Product teams can come in all different shapes and sizes, but there are a few key roles that should be on the roster. You’ll find each of these specialties represented: product managers, designers, developers, and test engineers.
👉 Learn more about the roles on a product team
Because each of these individuals contributes a unique function that is essential to the process, there is little to no hierarchy within these teams. However, teams are typically kept accountable by product managers.
To conceptualize the significance and value of each individual on the team, consider the well-known “car parts” analogy. In a car, every last part serves a specific purpose to make the car function correctly.
Without one piece working, the entire machine can break down completely. Similarly to cars, our product teams are complex, yet well-oiled machines. All the members of the team provide a certain expertise and collaborate to produce a truly amazing final product.
Why should you keep product teams small?
Product teams are best kept small to get work done as quickly and effectively as possible. With our many years of experience in digital product development, we’ve realized it is important to keep it that way. For us, the sweet spot is around 4-10 people.
Jeff Bezos contributes some of his success to the “2 Pizza Rule” - making sure the group is always small enough to be fed with only 2 pizzas. Why is small best? A part of the reason is that communication breaks down as teams grow larger.
One-on-one communication is most effective. There is a single, direct line of communication used to get the message across. As your team grows larger, there are more lines of communication to disseminate the message along. It often becomes more difficult, costly and inconvenient to get everyone on the same page the bigger the group is.
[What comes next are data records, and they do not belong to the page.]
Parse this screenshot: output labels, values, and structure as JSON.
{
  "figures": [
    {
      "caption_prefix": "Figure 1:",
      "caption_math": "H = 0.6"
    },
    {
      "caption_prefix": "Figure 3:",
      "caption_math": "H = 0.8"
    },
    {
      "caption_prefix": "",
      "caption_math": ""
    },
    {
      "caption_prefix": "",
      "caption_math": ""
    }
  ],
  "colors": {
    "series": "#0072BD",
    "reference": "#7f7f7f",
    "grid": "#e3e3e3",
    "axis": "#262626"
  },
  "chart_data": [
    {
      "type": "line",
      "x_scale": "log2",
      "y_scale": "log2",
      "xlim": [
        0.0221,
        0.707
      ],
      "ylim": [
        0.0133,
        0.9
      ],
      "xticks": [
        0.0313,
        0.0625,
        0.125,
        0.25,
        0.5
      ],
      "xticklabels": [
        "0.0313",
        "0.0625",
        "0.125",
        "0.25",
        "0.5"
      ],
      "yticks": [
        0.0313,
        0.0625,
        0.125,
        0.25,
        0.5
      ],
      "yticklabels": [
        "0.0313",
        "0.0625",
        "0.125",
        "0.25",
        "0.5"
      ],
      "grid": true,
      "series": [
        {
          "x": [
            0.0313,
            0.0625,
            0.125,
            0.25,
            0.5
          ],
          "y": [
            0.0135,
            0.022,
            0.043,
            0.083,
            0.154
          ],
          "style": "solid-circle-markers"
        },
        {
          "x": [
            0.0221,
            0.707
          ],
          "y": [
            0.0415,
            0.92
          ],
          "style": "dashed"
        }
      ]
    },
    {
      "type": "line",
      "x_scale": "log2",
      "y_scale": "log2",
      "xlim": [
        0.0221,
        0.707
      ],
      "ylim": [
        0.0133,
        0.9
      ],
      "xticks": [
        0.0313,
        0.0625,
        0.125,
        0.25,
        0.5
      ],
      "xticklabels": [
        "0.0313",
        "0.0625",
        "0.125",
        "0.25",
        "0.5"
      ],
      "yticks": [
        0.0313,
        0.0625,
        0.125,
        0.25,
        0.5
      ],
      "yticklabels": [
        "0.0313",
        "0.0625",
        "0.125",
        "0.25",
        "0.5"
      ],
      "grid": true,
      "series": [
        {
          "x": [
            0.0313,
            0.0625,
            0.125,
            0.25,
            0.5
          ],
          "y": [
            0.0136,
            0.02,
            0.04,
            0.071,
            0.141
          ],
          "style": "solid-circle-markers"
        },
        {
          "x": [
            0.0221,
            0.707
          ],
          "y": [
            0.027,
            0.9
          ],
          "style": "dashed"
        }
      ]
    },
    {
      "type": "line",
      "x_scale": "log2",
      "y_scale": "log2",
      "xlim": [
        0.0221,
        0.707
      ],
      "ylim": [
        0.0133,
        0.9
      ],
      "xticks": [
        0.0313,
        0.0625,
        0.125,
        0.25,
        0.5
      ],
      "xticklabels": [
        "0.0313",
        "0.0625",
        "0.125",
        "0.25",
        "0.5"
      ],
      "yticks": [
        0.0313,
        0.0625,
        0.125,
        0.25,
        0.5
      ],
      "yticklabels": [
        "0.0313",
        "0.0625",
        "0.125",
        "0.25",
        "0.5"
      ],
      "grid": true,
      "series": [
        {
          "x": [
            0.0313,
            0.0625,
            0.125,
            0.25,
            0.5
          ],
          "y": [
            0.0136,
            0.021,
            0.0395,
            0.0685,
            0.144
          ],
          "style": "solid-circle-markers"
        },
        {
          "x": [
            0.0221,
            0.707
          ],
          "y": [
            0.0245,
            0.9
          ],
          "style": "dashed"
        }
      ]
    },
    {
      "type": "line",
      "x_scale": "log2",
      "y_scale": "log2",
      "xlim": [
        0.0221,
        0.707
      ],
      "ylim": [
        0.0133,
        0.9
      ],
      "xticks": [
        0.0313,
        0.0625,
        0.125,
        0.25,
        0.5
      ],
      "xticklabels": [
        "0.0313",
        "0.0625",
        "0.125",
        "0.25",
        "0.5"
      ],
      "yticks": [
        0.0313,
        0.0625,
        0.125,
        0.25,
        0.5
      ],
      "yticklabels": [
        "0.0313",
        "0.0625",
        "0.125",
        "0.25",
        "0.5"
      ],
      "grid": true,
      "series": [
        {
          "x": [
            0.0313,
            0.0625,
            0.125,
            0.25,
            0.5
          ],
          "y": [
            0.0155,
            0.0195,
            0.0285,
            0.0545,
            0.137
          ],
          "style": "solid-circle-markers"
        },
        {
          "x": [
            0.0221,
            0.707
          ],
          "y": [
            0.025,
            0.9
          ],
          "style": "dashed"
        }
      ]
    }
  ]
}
The biggest consequence of a breakdown in communication is the knowledge gap that occurs between members of a disconnected team. Without the ability to quickly ask questions or directly debrief one another on issues that arise, team members can be left with a broken understanding of the work they are responsible for.
At Crema (a design & technology consultancy) we keep teams small so that knowledge share is happening and stable progress is being made. Everyone is clear on the current priorities and their personal responsibilities.
What’s the difference between product teams and departments?
Look at Google's definition of a department: “a division of a large organization such as a government, university, business, or shop, dealing with a specific subject, commodity, or area of activity.” This definition exposes why departments are inherently problematic: they’re divisive.
Departments typically silo individuals into separate groups, where they only interact with individuals who have similar skill sets. The trouble with companies basing their departments off of their people’s similarities is that it’s actually their people’s differences that make them thrive.
Diversity of age, experience, worldview, etc. makes overall stronger teams. We purposefully stack our product teams with a diverse set of roles which offers a diverse set of perspectives. The benefit being that these varied outlooks allow for arising issues to be solved quicker and more creatively.
A designer and a developer will almost always hold different perspectives on the same problem, and the collaboration allows for hurdles to be overcome faster and the end result to be of higher quality. This is why our teams are complementary, not analogous.
Recap
- How departments work: Picture siloed groups of individuals who toss a body of work over a wall - hoping the end result is effectively done.
- How product teams work: Picture a small group of skillfully and experientially diverse individuals sitting around a table working together to conceptualize, design and develop an amazing product.
- What roles you need on a product team: It’s important to clearly identify the roles on your team and their respective responsibilities.